The Saturday rain showers didn't dampen Rene Chase's spirits. She tapped her feet and sang along to sounds of Clay Crockett.
Although the 53-year-old Victoria native traded in Corpus Christi city life to move back home, she doesn't feel deprived.
"There's always something to do here," she said.
Chase said she's been introduced to so many artists because of the Victoria Fine Arts Association.
The all-volunteer organization hosted the JAM Fest at DeLeon Plaza where almost 1,000 people attended the association's signature event.
This year, organizers changed the jazz theme to offer a broader array of sound. There was a mix of local acts, out-of-town bands and a flash mob to stun the crowd.
"Our sound is diverse and that's what they want," said Mona Gonzales, the art organization's secretary. She said changing the sound got more young people involved such as Arturo Fonseca.
The 20-year-old Victoria College student said music has made him a better person. He played the trombone and bass for the festival.
At first he used to get the jitters playing in front of large crowds but he has learned to perform. "It's just natural now," he said.
Denise Felder skipped her Saturday ritual of bingo to attend JAM Fest.
The 51-year-old New Jersey native was partying since 11:30 a.m. and enjoyed the variety of music - from "Let's Stay Together" by Al Green to "Sweet Home Alabama" by Lynyrd Skynyrd.
Felder said other concert attendees helped put her in a good mood, "Have you ever seen so many people so calm yet so into it," she said.
Cherlyn Hodge wanted to spend her birthday at the JAM Fest. The 27-year-old advising specialist said she loves all types of music.
Hodge didn't feel as if she missed out on normal birthday traditions of going to dinner and cake cutting.
"I got the best of all worlds right here. You get to eat and listen to live music," she said.

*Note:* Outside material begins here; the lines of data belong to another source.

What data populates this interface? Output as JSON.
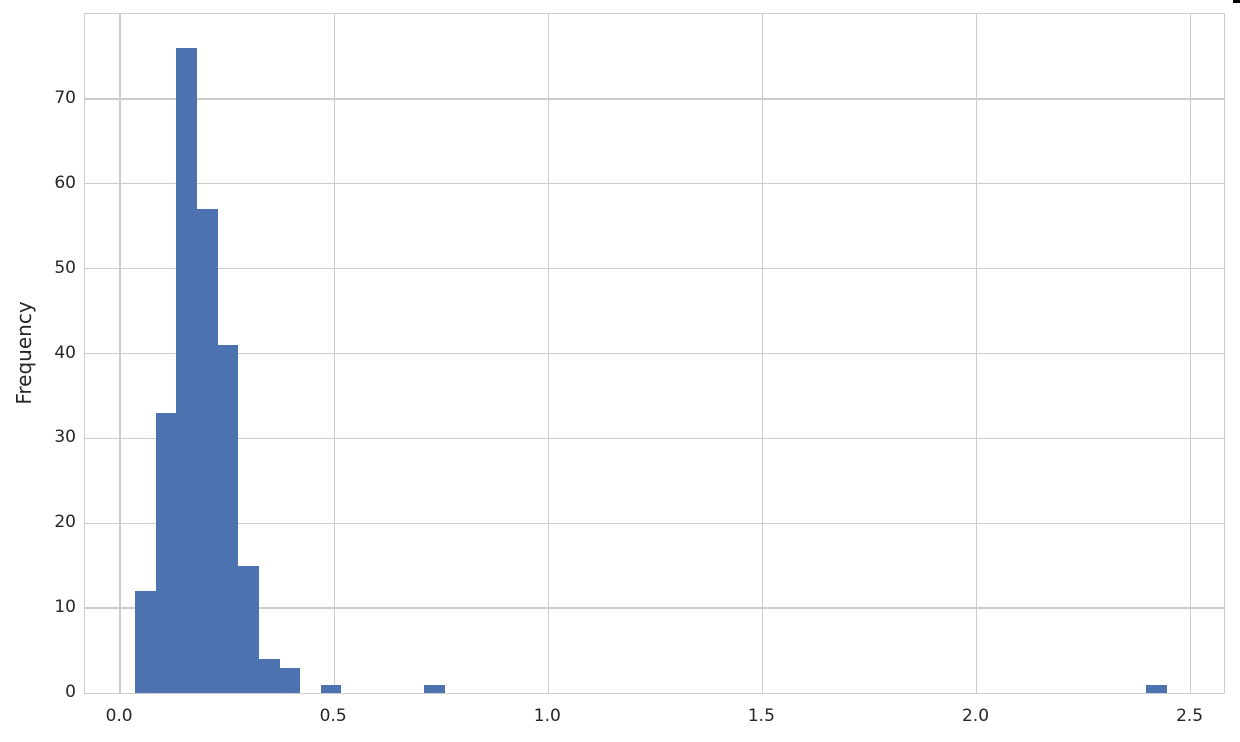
{
  "chart_data": {
    "type": "bar",
    "subtype": "histogram",
    "title": "",
    "xlabel": "",
    "ylabel": "Frequency",
    "grid": "on",
    "legend": "none",
    "xlim": [
      -0.082,
      2.578
    ],
    "ylim": [
      0,
      80
    ],
    "x_ticks": [
      0.0,
      0.5,
      1.0,
      1.5,
      2.0,
      2.5
    ],
    "x_tick_labels": [
      "0.0",
      "0.5",
      "1.0",
      "1.5",
      "2.0",
      "2.5"
    ],
    "y_ticks": [
      0,
      10,
      20,
      30,
      40,
      50,
      60,
      70
    ],
    "y_tick_labels": [
      "0",
      "10",
      "20",
      "30",
      "40",
      "50",
      "60",
      "70"
    ],
    "bin_start": 0.035,
    "bin_width": 0.0482,
    "counts": [
      12,
      33,
      76,
      57,
      41,
      15,
      4,
      3,
      0,
      1,
      0,
      0,
      0,
      0,
      1,
      0,
      0,
      0,
      0,
      0,
      0,
      0,
      0,
      0,
      0,
      0,
      0,
      0,
      0,
      0,
      0,
      0,
      0,
      0,
      0,
      0,
      0,
      0,
      0,
      0,
      0,
      0,
      0,
      0,
      0,
      0,
      0,
      0,
      0,
      1
    ],
    "bar_color": "#4c72b0",
    "grid_color": "#cccccc",
    "text_color": "#262626",
    "background_color": "#ffffff"
  },
  "artifact": {
    "description": "small black mark at top-right screen corner",
    "color": "#000000"
  }
}
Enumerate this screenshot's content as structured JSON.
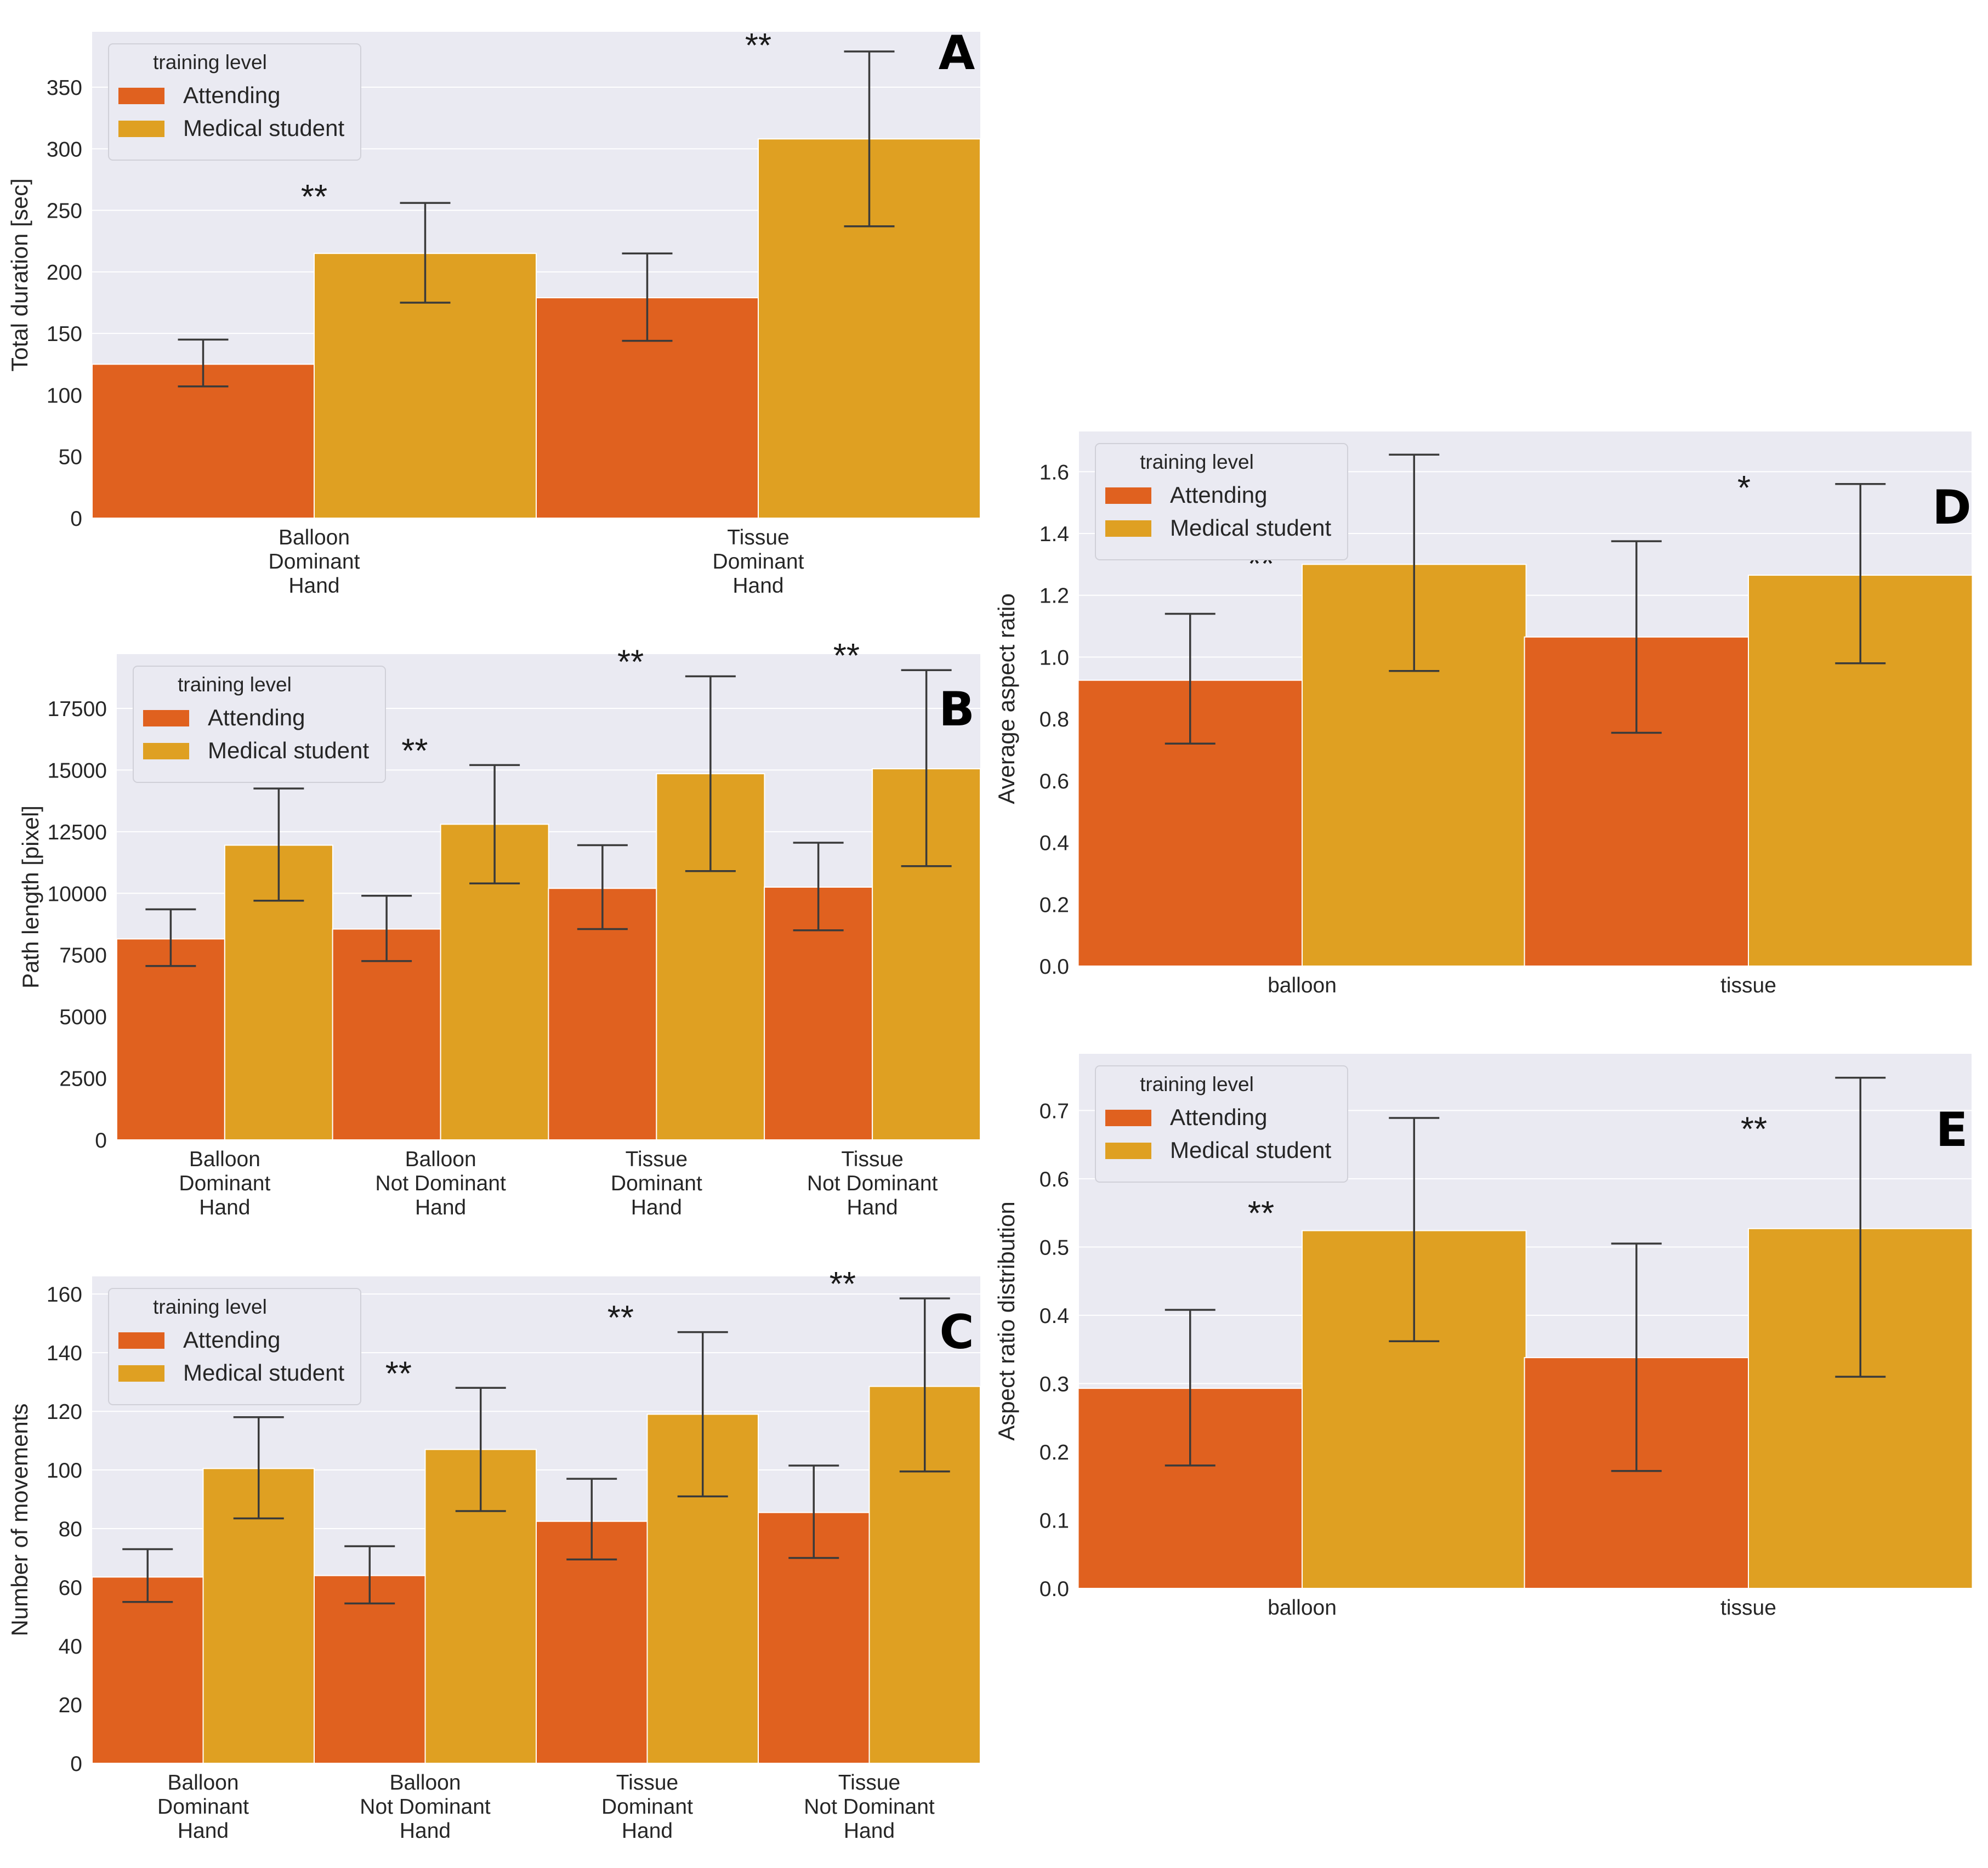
{
  "legend": {
    "title": "training level",
    "entries": [
      "Attending",
      "Medical student"
    ]
  },
  "colors": {
    "attending": "#e0611f",
    "student": "#dfa022",
    "panel_bg": "#eaeaf2",
    "grid": "#ffffff",
    "errorbar": "#3a3a3a"
  },
  "chart_data": [
    {
      "id": "A",
      "panel_label": "A",
      "type": "bar",
      "ylabel": "Total duration [sec]",
      "ylim": [
        0,
        395
      ],
      "yticks": [
        0,
        50,
        100,
        150,
        200,
        250,
        300,
        350
      ],
      "categories": [
        [
          "Balloon",
          "Dominant",
          "Hand"
        ],
        [
          "Tissue",
          "Dominant",
          "Hand"
        ]
      ],
      "series": [
        {
          "name": "Attending",
          "values": [
            125,
            179
          ],
          "err_low": [
            107,
            144
          ],
          "err_high": [
            145,
            215
          ]
        },
        {
          "name": "Medical student",
          "values": [
            215,
            308
          ],
          "err_low": [
            175,
            237
          ],
          "err_high": [
            256,
            379
          ]
        }
      ],
      "significance": [
        "**",
        "**"
      ],
      "legend_position": "top-left"
    },
    {
      "id": "B",
      "panel_label": "B",
      "type": "bar",
      "ylabel": "Path length [pixel]",
      "ylim": [
        0,
        19700
      ],
      "yticks": [
        0,
        2500,
        5000,
        7500,
        10000,
        12500,
        15000,
        17500
      ],
      "categories": [
        [
          "Balloon",
          "Dominant",
          "Hand"
        ],
        [
          "Balloon",
          "Not Dominant",
          "Hand"
        ],
        [
          "Tissue",
          "Dominant",
          "Hand"
        ],
        [
          "Tissue",
          "Not Dominant",
          "Hand"
        ]
      ],
      "series": [
        {
          "name": "Attending",
          "values": [
            8150,
            8550,
            10200,
            10250
          ],
          "err_low": [
            7050,
            7250,
            8550,
            8500
          ],
          "err_high": [
            9350,
            9900,
            11950,
            12050
          ]
        },
        {
          "name": "Medical student",
          "values": [
            11950,
            12800,
            14850,
            15050
          ],
          "err_low": [
            9700,
            10400,
            10900,
            11100
          ],
          "err_high": [
            14250,
            15200,
            18800,
            19050
          ]
        }
      ],
      "significance": [
        "**",
        "**",
        "**",
        "**"
      ],
      "legend_position": "top-left"
    },
    {
      "id": "C",
      "panel_label": "C",
      "type": "bar",
      "ylabel": "Number of movements",
      "ylim": [
        0,
        166
      ],
      "yticks": [
        0,
        20,
        40,
        60,
        80,
        100,
        120,
        140,
        160
      ],
      "categories": [
        [
          "Balloon",
          "Dominant",
          "Hand"
        ],
        [
          "Balloon",
          "Not Dominant",
          "Hand"
        ],
        [
          "Tissue",
          "Dominant",
          "Hand"
        ],
        [
          "Tissue",
          "Not Dominant",
          "Hand"
        ]
      ],
      "series": [
        {
          "name": "Attending",
          "values": [
            63.5,
            64,
            82.5,
            85.5
          ],
          "err_low": [
            55,
            54.5,
            69.5,
            70
          ],
          "err_high": [
            73,
            74,
            97,
            101.5
          ]
        },
        {
          "name": "Medical student",
          "values": [
            100.5,
            107,
            119,
            128.5
          ],
          "err_low": [
            83.5,
            86,
            91,
            99.5
          ],
          "err_high": [
            118,
            128,
            147,
            158.5
          ]
        }
      ],
      "significance": [
        "**",
        "**",
        "**",
        "**"
      ],
      "legend_position": "top-left"
    },
    {
      "id": "D",
      "panel_label": "D",
      "type": "bar",
      "ylabel": "Average aspect ratio",
      "ylim": [
        0,
        1.73
      ],
      "yticks": [
        0.0,
        0.2,
        0.4,
        0.6,
        0.8,
        1.0,
        1.2,
        1.4,
        1.6
      ],
      "ytick_labels": [
        "0.0",
        "0.2",
        "0.4",
        "0.6",
        "0.8",
        "1.0",
        "1.2",
        "1.4",
        "1.6"
      ],
      "categories": [
        [
          "balloon"
        ],
        [
          "tissue"
        ]
      ],
      "series": [
        {
          "name": "Attending",
          "values": [
            0.925,
            1.065
          ],
          "err_low": [
            0.72,
            0.755
          ],
          "err_high": [
            1.14,
            1.375
          ]
        },
        {
          "name": "Medical student",
          "values": [
            1.3,
            1.265
          ],
          "err_low": [
            0.955,
            0.98
          ],
          "err_high": [
            1.655,
            1.56
          ]
        }
      ],
      "significance": [
        "**",
        "*"
      ],
      "legend_position": "top-left"
    },
    {
      "id": "E",
      "panel_label": "E",
      "type": "bar",
      "ylabel": "Aspect ratio distribution",
      "ylim": [
        0,
        0.783
      ],
      "yticks": [
        0.0,
        0.1,
        0.2,
        0.3,
        0.4,
        0.5,
        0.6,
        0.7
      ],
      "ytick_labels": [
        "0.0",
        "0.1",
        "0.2",
        "0.3",
        "0.4",
        "0.5",
        "0.6",
        "0.7"
      ],
      "categories": [
        [
          "balloon"
        ],
        [
          "tissue"
        ]
      ],
      "series": [
        {
          "name": "Attending",
          "values": [
            0.293,
            0.338
          ],
          "err_low": [
            0.18,
            0.172
          ],
          "err_high": [
            0.408,
            0.505
          ]
        },
        {
          "name": "Medical student",
          "values": [
            0.524,
            0.527
          ],
          "err_low": [
            0.362,
            0.31
          ],
          "err_high": [
            0.689,
            0.748
          ]
        }
      ],
      "significance": [
        "**",
        "**"
      ],
      "legend_position": "top-left"
    }
  ]
}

It may not have been Chase's birthday on Saturday, but the fun-loving grandmother stopped counting her age years ago.
"My son says I act like I'm 25," she said. Some of her friends thought she was crazy to move back to a smaller town.
Twenty years ago she decided she wanted to raise her family in her hometown. When she gets the chance to brag, she does by sending pictures during event like JAM Fest.
"I tell them, 'See this is what you miss by living in a big city,'" she said.